With consecutive seasons of consistent high-end yield and fiber quality performance across the Southwest, DP 1646 B2XF has become the Deltapine® variety by which others are being measured. The 2018 growing season showed why growers again will turn to this variety for planting in 2019.
In the lower Rio Grande Valley near Weslaco, Texas, Hans Hovda has planted DP 1646 B2XF for three seasons in a row. Consistent performance keeps him coming back.
“For us, DP 1646 B2XF has been very adaptable to different soil types, and that is important because we have fields with really heavy clay-type soils and some fields with really light, alluvial soils,” said Hovda, who farms on 40-inch rows with all fields furrow irrigated.
Last season, Hovda began planting cotton in late February, into dry, hot conditions that remained until June, when upwards of 20 inches of rain dumped onto late-stage cotton. In a test plot planted late behind a spinach crop, DP 1646 B2XF averaged over 4.5 bales per acre. In other fields, which did not drain well and where boll rot took away from the yield potential, DP 1646 B2XF consistently made 2.5 bales per acre, according to Hovda.
DP 1646 B2XF hung in through the dry period and responded well to the rainfall late in the season. The results in 2018 were, once again, consistently good on Hovda’s farm.
“I had several neighbors come by looking at it, and they wished they had it planted on their farms,” he said. “It has to be one of the top varieties to plant for South Texas, no doubt about it.”
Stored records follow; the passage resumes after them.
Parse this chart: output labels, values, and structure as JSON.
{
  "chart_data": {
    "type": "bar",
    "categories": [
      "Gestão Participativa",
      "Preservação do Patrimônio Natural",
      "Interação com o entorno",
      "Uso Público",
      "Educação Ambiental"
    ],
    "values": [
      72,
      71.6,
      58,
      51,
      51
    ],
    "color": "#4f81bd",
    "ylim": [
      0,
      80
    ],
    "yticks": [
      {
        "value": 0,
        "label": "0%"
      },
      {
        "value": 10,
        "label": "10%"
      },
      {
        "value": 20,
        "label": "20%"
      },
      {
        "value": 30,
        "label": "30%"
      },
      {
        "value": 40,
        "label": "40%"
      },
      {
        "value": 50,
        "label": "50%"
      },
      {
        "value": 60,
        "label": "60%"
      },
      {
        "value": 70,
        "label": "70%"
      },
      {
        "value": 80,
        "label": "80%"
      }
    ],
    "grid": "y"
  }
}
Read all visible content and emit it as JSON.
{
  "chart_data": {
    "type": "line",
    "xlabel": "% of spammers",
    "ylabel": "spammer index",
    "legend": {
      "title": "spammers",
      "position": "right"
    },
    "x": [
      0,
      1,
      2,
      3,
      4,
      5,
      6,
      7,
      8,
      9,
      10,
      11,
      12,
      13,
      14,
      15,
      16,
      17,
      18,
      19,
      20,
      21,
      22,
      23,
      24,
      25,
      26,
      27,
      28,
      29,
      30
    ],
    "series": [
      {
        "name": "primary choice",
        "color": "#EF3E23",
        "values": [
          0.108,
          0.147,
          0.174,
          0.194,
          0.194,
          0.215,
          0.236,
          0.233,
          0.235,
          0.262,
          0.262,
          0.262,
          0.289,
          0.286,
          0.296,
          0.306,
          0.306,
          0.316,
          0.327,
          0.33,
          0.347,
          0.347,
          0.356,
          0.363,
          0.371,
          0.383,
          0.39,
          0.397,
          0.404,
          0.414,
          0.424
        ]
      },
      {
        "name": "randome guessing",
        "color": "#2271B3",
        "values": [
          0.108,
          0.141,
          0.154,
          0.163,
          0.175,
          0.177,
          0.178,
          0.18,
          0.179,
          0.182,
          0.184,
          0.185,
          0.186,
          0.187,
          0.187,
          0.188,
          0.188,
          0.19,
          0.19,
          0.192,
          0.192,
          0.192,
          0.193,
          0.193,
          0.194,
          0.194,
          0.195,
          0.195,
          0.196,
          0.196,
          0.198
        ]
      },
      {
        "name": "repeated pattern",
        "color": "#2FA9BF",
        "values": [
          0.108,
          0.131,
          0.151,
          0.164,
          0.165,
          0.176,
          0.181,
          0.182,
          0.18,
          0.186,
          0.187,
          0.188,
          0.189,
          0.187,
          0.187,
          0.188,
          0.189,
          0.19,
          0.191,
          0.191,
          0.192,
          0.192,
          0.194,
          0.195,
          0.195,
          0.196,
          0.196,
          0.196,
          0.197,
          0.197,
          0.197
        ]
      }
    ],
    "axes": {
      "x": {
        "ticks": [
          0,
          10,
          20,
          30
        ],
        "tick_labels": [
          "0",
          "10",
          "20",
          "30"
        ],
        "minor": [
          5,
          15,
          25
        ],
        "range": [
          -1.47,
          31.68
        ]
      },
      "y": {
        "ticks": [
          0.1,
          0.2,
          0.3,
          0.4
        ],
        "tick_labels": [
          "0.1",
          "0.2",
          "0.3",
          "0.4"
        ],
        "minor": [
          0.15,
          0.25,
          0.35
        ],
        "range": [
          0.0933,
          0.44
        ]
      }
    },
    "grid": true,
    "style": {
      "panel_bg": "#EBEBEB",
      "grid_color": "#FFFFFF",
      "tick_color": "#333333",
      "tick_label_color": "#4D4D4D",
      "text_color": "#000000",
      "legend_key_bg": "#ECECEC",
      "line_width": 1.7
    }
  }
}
In 2019, Hovda will continue to plant and try other varieties, but he says 90 percent of his acres will be planted to DP 1646 B2XF, an increase from last season.
“We’ve seen very consistent performance in DP 1646 B2XF, and we have confidence in it and hope it continues to perform well,” he says. “It has performed under different climatic conditions from season to season. It just hangs in there and does a good job.”